When you open Chrome Dev Tools (F12, Ctrl+Shit+I or Right Mouse Click + Inspect), you’ll find a tab called “Performance”, as in the following screenshot.

It’s a really powerful tool that is ready to use, no effort required. But I have to admit that it might be complicated to use at first, at least for me. Don’t, however, let this discourage you. It’s really worth learning how it works, thanks to the many benefits it provides. I’m now going to introduce you to it. If you’re already familiar with it, perhaps you’ll find something useful; something you didn’t know. Let’s dive in!

Why do we need to measure performance?

For years, web applications have been getting increasingly complex. After all, we create them in order to perform more and more operations. That’s okay — browsers are getting better as well, enabling them to handle those operations faster. However, as with everything — there are limitations. In the case of web applications, the effect of reaching the limit of a browser’s capabilities is that your application will freeze (and possibly, even the browser tab will crash)! This is really bad for user experience.

In light of the above, you might want to measure your application’s performance and find any bottlenecks you might have. In my example, simply by measuring the performance once, we were able to detect and fix a piece of our code that was responsible for a very significant percentage of computations on a page.

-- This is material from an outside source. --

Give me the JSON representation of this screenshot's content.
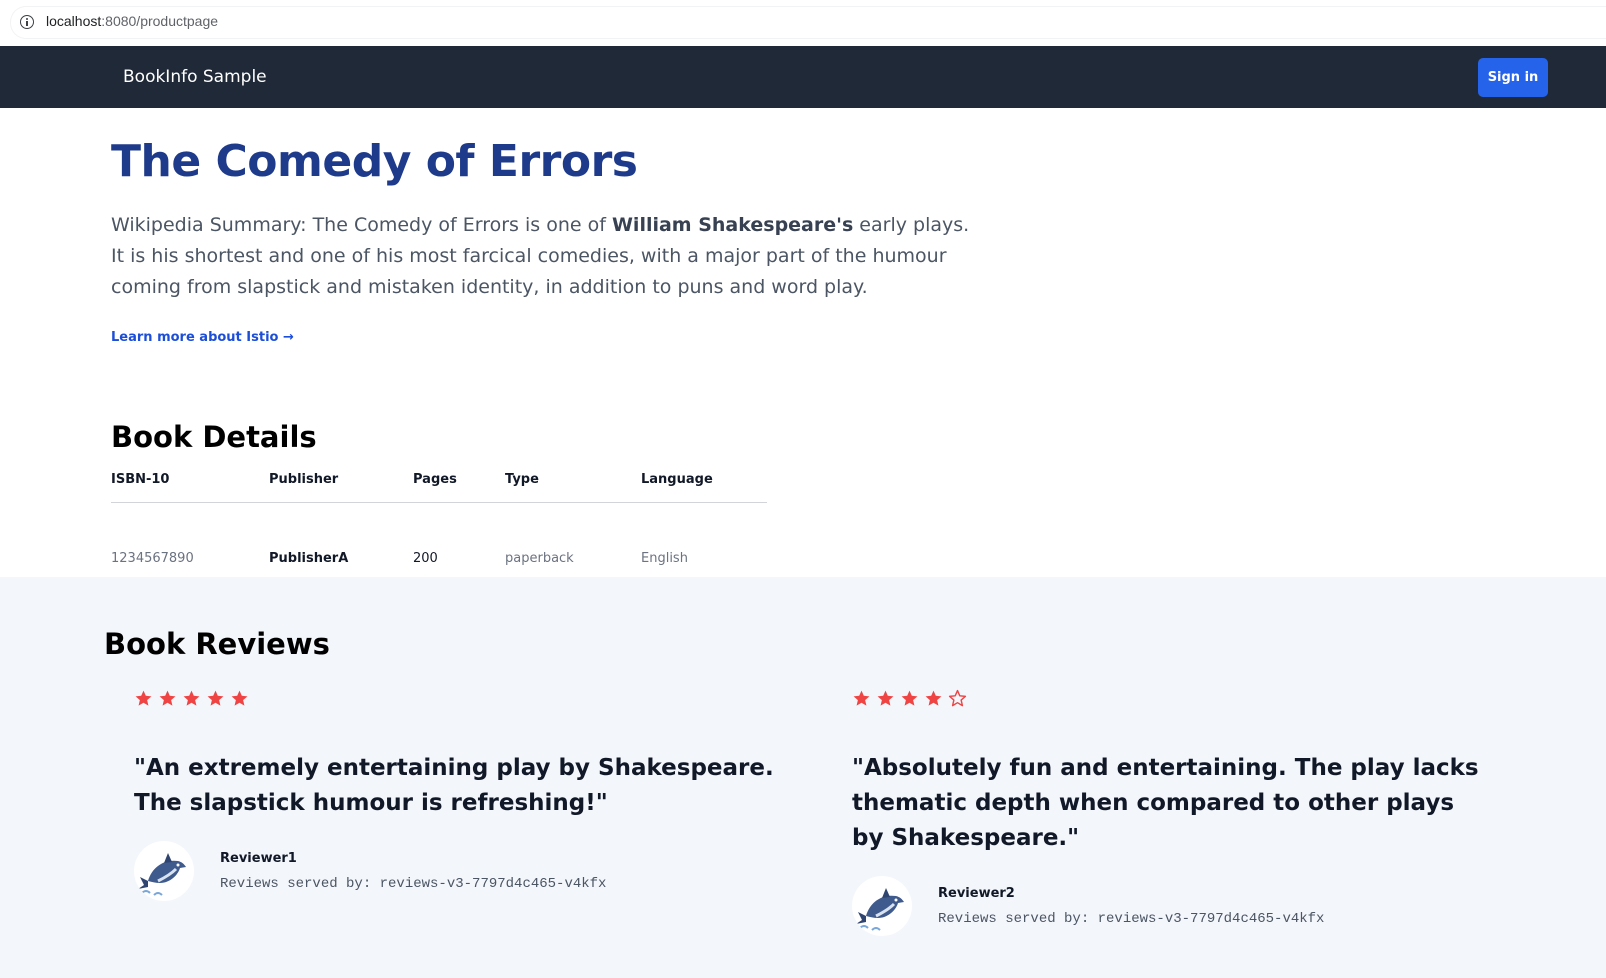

Chrome Dev Tools Performance Tab

Example usage of Chrome Performance Tools

The basic control for the Performance tab is the record button on the top left corner. As the instruction says, by clicking it you start recording what’s happening on your page. I’ll show you how the results of such a recording are looking. Before you click it, however, it’s worth exploring possible options we could set. You could decide to add screenshots or memory snapshots to your results. Important options are hidden under the cog on the top right corner. When you open additional menus, you might find that these options end up slowing down your network or throttling the CPU. It’s important, as you’re probably developing your application on quite a powerful machine, in an environment you can control. But it’s very probable that your users will have slower machines. This way, you can easily put yourself in their position.

Recording a Profile

When we have basic options set up, it’s time to start recording our application’s behavior and see some results!

As you start recording, you’ll see something like the following.

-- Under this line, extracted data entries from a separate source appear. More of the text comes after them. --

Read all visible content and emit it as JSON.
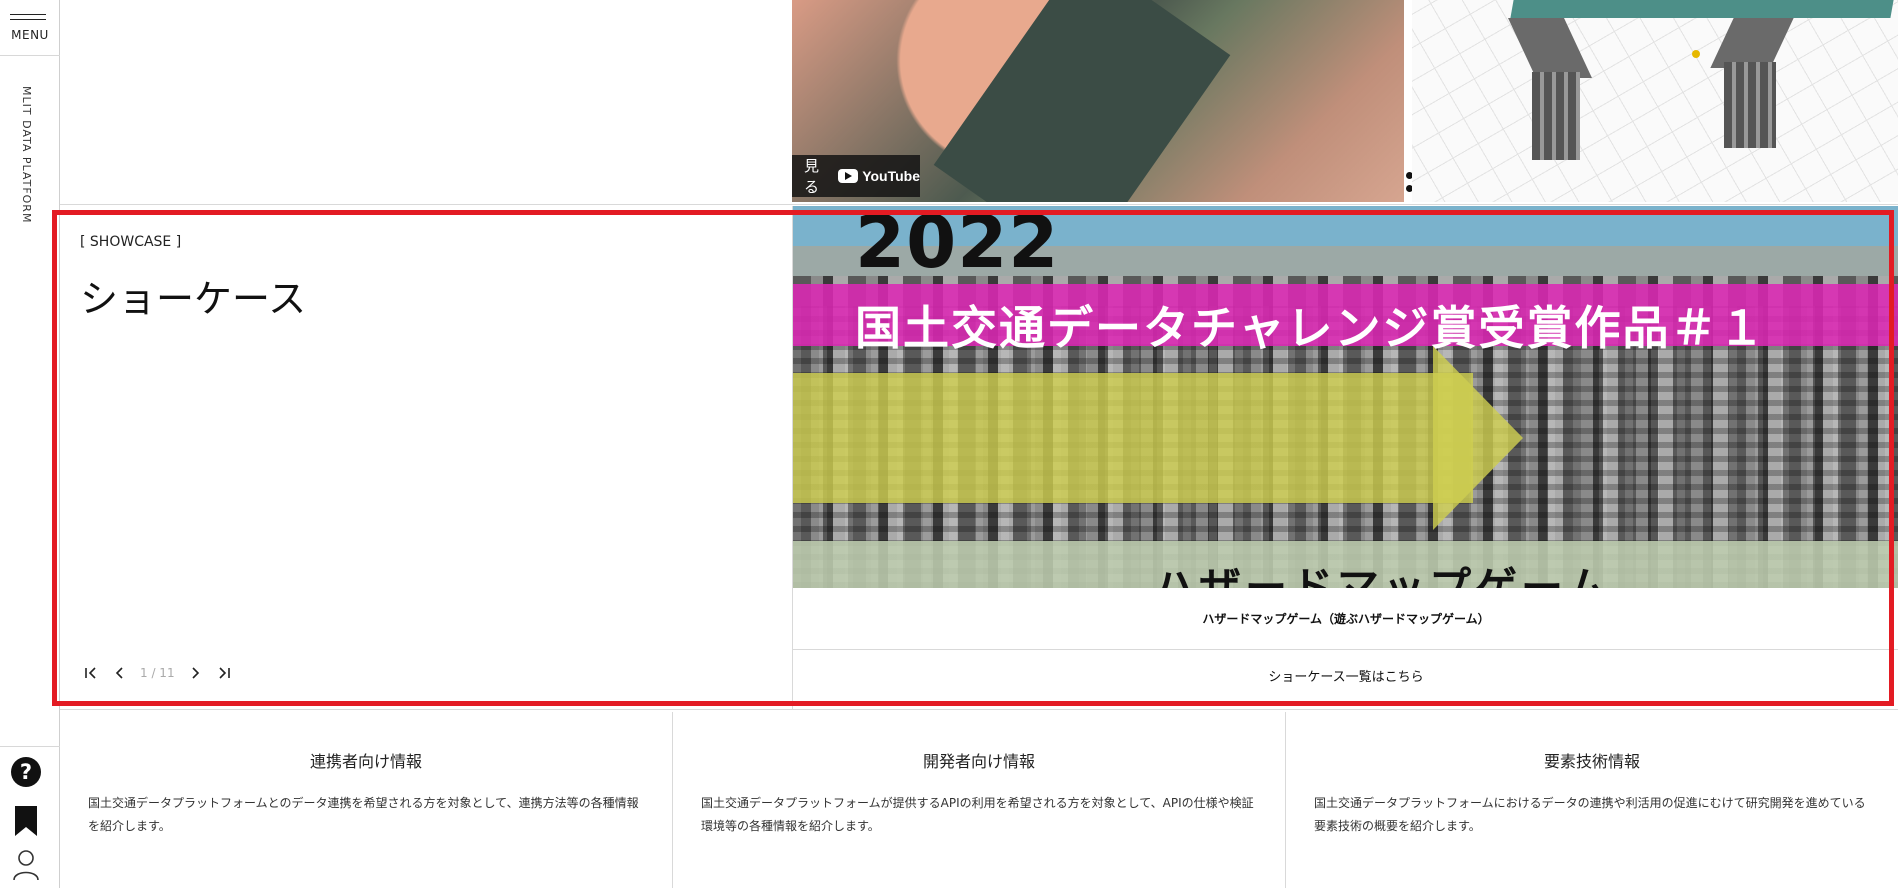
{
  "rail": {
    "menu_label": "MENU",
    "platform_name": "MLIT DATA PLATFORM"
  },
  "top": {
    "youtube_watch": "見る",
    "youtube_logo": "YouTube"
  },
  "showcase": {
    "tag": "[ SHOWCASE ]",
    "title": "ショーケース",
    "pager": {
      "current": "1",
      "total": "11",
      "label": "1 / 11"
    },
    "image": {
      "year": "2022",
      "banner": "国土交通データチャレンジ賞受賞作品＃１",
      "subtitle_partial": "ハザードマップゲーム"
    },
    "caption": "ハザードマップゲーム（遊ぶハザードマップゲーム）",
    "list_link": "ショーケース一覧はこちら"
  },
  "info": [
    {
      "title": "連携者向け情報",
      "desc": "国土交通データプラットフォームとのデータ連携を希望される方を対象として、連携方法等の各種情報を紹介します。"
    },
    {
      "title": "開発者向け情報",
      "desc": "国土交通データプラットフォームが提供するAPIの利用を希望される方を対象として、APIの仕様や検証環境等の各種情報を紹介します。"
    },
    {
      "title": "要素技術情報",
      "desc": "国土交通データプラットフォームにおけるデータの連携や利活用の促進にむけて研究開発を進めている要素技術の概要を紹介します。"
    }
  ],
  "colors": {
    "highlight": "#e31b23",
    "banner_pink": "#dc28b4",
    "band_yellow": "#cece50"
  }
}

You could measure your performance for as long as you want, but be aware that your browser might crash if you do it for too long (due to the memory required for storing intermediate results). When you’ve started recording, it’s time to perform some actions on your page; specifically, the ones you want to measure. Just go ahead and click some buttons, type texts — do whatever your user would be doing on your page. When you’re ready — click “Stop”.

Now, here’s where all the magic happens!

Profile details

As a result of Performance measurements, there will be several charts and numbers available. First of all, at the very bottom, you’ll find a timeline presenting what was happening in your application in a given time frame.

Colors let you distinguish what was actually happening — for example, the orange color tells us that time was spend executing JS, while the purple color is indicating the rendering phase, etc. You will see all the colors with descriptions in a moment.

Following this, you have several more detailed timelines, as shown in the screenshot below. There you can discover details about network interactions, the Main thread, user interactions (like mouse clicks), and several more.

Flame Graphs

I’m going to focus here on the Main thread timeline, because that’s where our code is by default. It contains a nice flame graph that shows you exactly what was going on in your application — what functions were called, which event handlers were fired, etc.

At the top, there is usually a top-level function/handler being called. Going down, you can follow the call stack. The bar’s length indicates how long it took for a given function to execute. This is one of the places where you can find out which function is taking a long time to run, and as a result, slowing down your application. I will get back to that later.

Time distributions

Next, below all of this you have several more tabs, as in the screenshot.

Of these, I find the first two the most useful. The first one, Summary, shows you the percentage/time distribution of what is taking the longest in your application. These are split into several categories defined by the browser. You can see here the assignment of colors to the different kinds of processing.

The other one is even more intriguing. It lets you discover which functions were executing for the longest time period.

Self Time indicates the time that was actually spent inside a given function (without time spent in other functions, called from this one). Total Time shows time from entering the function to exiting it completely (including all nested function calls). This is the other tool that lets you easily identify bottlenecks in your code.

Now, with a theoretical introduction behind us, let me show you a more concrete example.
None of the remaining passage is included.